Speaking to the villagers’ families, HDP Van deputy Murat Sarısaç said the men had been detained while they were working in their fields. Soldiers had forced the two men onto a helicopter, according to witness accounts.
Families of the two men appealed to the Van Bar Association to file a complaint against the soldiers for torture, attempted murder and abuse of power.
In their appeal, the families said their village had been threatened, and that soldiers told them they would burn their village down if they didn’t evacuate.
Osman Şiban’s brother Cengiz Şiban said soldiers questioned the whole village and accused them of aiding terrorists.
“They made us kneel in the village square,” he told Mezopotamya. “They gathered our IDs and told us to wait on our knees until they left.”

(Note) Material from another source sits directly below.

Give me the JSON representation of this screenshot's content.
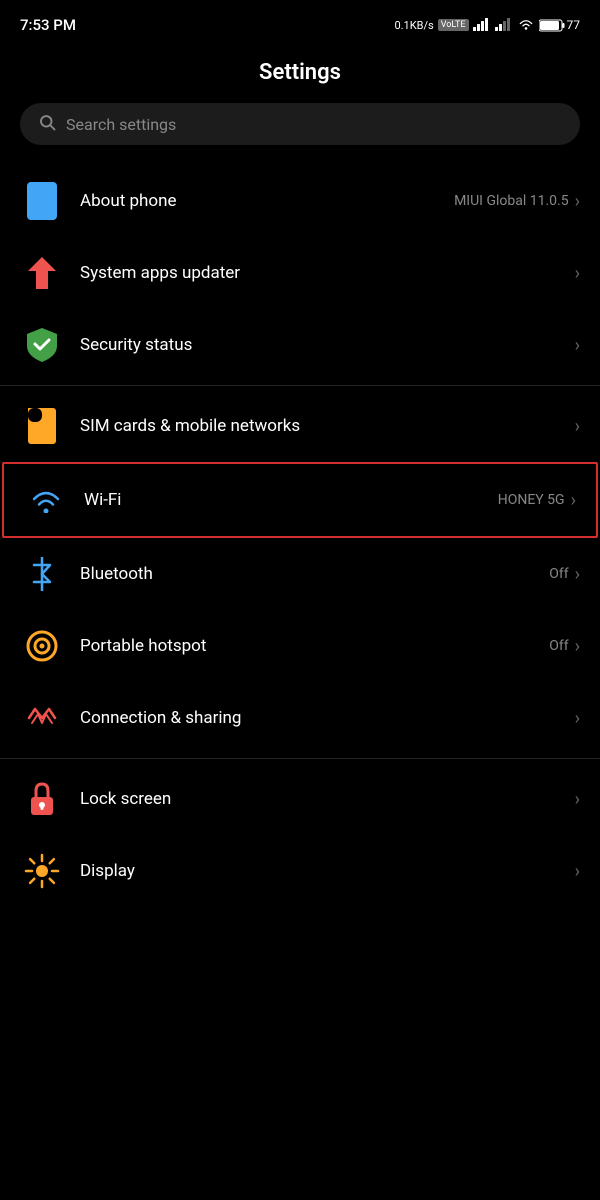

Şiban was released from hospital on Sunday, but has not testified as he is experiencing temporary amnesia, reportedly due to torture he was subjected to. Turgut remains in an induced coma, with two brain haemorrhages, a total of 11 broken ribs, and several tears in his lungs. Both his cheekbones are broken, and there are fractures on his fingers, arms, legs and feet.
“Everybody knows my father is innocent, Turgut’s son Hüseyin Turgut said. “Is it a crime to go to the highlands?”

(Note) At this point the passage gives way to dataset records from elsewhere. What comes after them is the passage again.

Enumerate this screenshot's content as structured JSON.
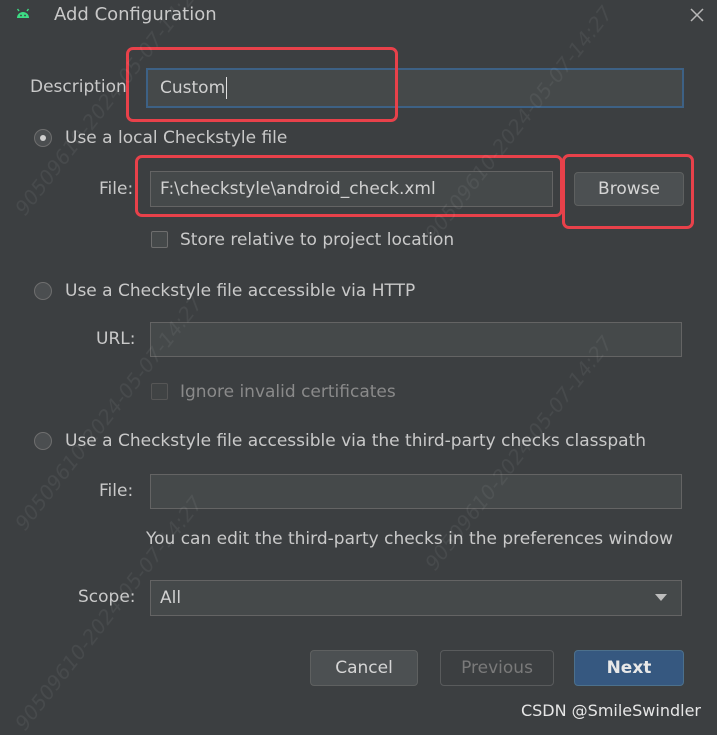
{
  "window": {
    "title": "Add Configuration"
  },
  "description": {
    "label": "Description",
    "value": "Custom"
  },
  "local": {
    "radio_label": "Use a local Checkstyle file",
    "file_label": "File:",
    "file_value": "F:\\checkstyle\\android_check.xml",
    "browse_label": "Browse",
    "store_relative_label": "Store relative to project location"
  },
  "http": {
    "radio_label": "Use a Checkstyle file accessible via HTTP",
    "url_label": "URL:",
    "url_value": "",
    "ignore_invalid_label": "Ignore invalid certificates"
  },
  "classpath": {
    "radio_label": "Use a Checkstyle file accessible via the third-party checks classpath",
    "file_label": "File:",
    "file_value": "",
    "hint": "You can edit the third-party checks in the preferences window"
  },
  "scope": {
    "label": "Scope:",
    "value": "All"
  },
  "buttons": {
    "cancel": "Cancel",
    "previous": "Previous",
    "next": "Next"
  },
  "credit": "CSDN @SmileSwindler",
  "watermark": "90509610-2024-05-07-14:27"
}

HDP Van Deputy Tayip Temel submitted a parliamentary inquiry for Turkish Interior Minister Süleyman Soylu on Monday, saying the epicrisis report on the two villagers supported eyewitness testimony that they had been thrown off a helicopter, and asking whether an investigation had been opened on which soldiers were involved in the incident and the nature of their involvement.

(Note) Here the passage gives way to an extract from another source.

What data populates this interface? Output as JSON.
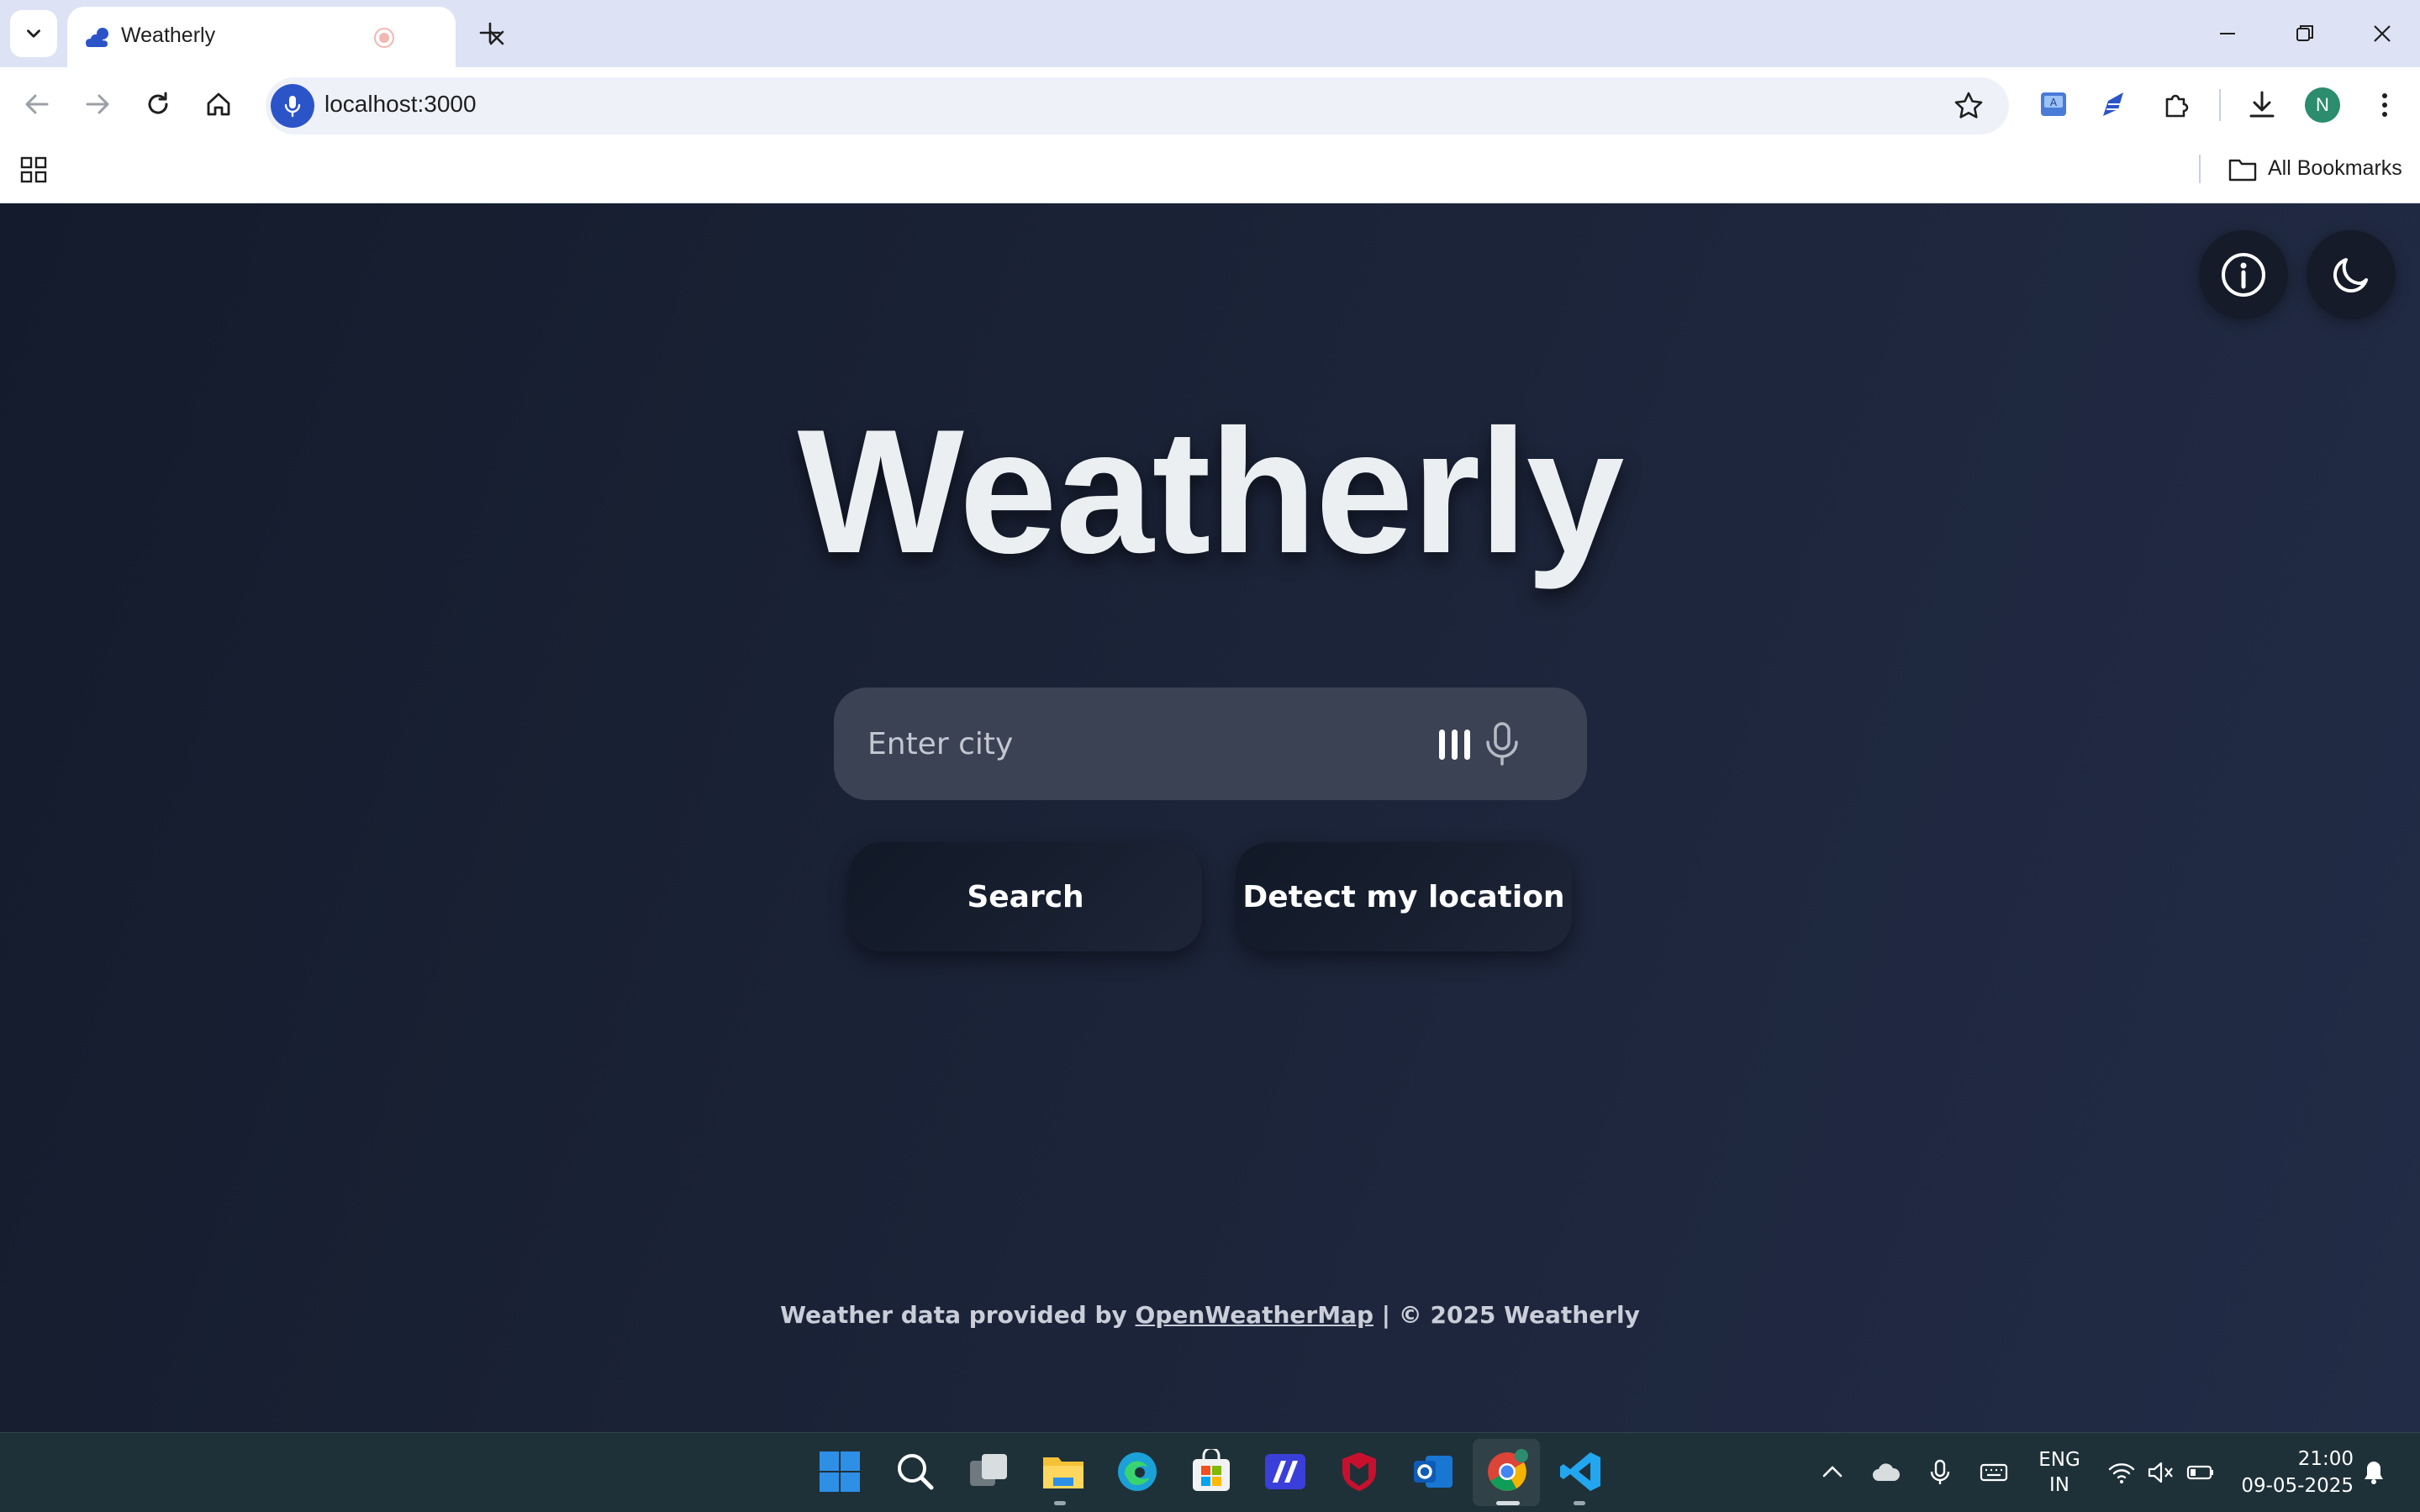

The Van Governorate issued a statement on the same day, saying Turgut had refused to comply with soldiers’ orders and fell off a cliff as he ran, and Şiban was “understood to have aided members of the separatist terrorist organisation.” Both men had been “detained in an appropriate manner despite resisting arrest,” and a prosecutor has opened an administrative investigation into the matter, it said. In a separate announcement, the governorate banned all gatherings and demonstrations in the province until Oct. 5, citing pandemic measures against the COVID-19 coronavirus and an aim to “eliminate plans by terrorist organisations and ensure national security.”
Contradicting the governorate’s statement, Cengiz Şiban said soldiers had come to the village in a helicopter and asked about the two men specifically. The men were taken away in the helicopter later on.
There are “strong suspicions that our citizens have been battered and tortured, as evidenced by physical signs on their bodies,” Mustafa Yeneroğlu, Istanbul deputy from former government ally Ali Babacan’s Democracy and Progress Party (DEVA), said in a parliamentary inquiry addressed to Defence Minister Hulusi Akar.
“Were there arrest warrants or open investigations relating to citizens Osman Şiban and Servet Turgut?” asked Yeneroğlu in his inquiry.
2 yurttaşın helikopterden atılmasına ilişkin Van’da incelemelerde bulunan heyetimizin açıklaması pic.twitter.com/UWAycBFof3— HDP (@HDPgenelmerkezi) September 22, 2020
“It is clear that they were not detained in an appropriate manner,” HDP Istanbul deputy Saruhan Oluç told reporters following a visit to the province and the families. “They were tortured. The Van governor’s duty is not to obscure torture, but to expose this crime against humanity and investigate those responsible.”
Oluç’s speech was recorded by another HDP deputy, as police officers holding shields surrounded the group and did not allow journalists near them.
Stacks of torture complaints are stuck at the Constitutional Court, preventing appeals to the European Court of Human Rights (ECHR), Oluç said. “We have never bowed down to torture,” the deputy continued. “Not during (the military coups of) September 12 or March 12, not now.”
Police units raided Şiban’s family home on Tuesday morning, Mezopotamya reported, and took him to a military hospital. His family and lawyers were not notified of any outstanding warrant against him, and he had not yet testified on the matter due to his amnesia.
(This story will update with new information and as contradicting accounts are able to be verified.)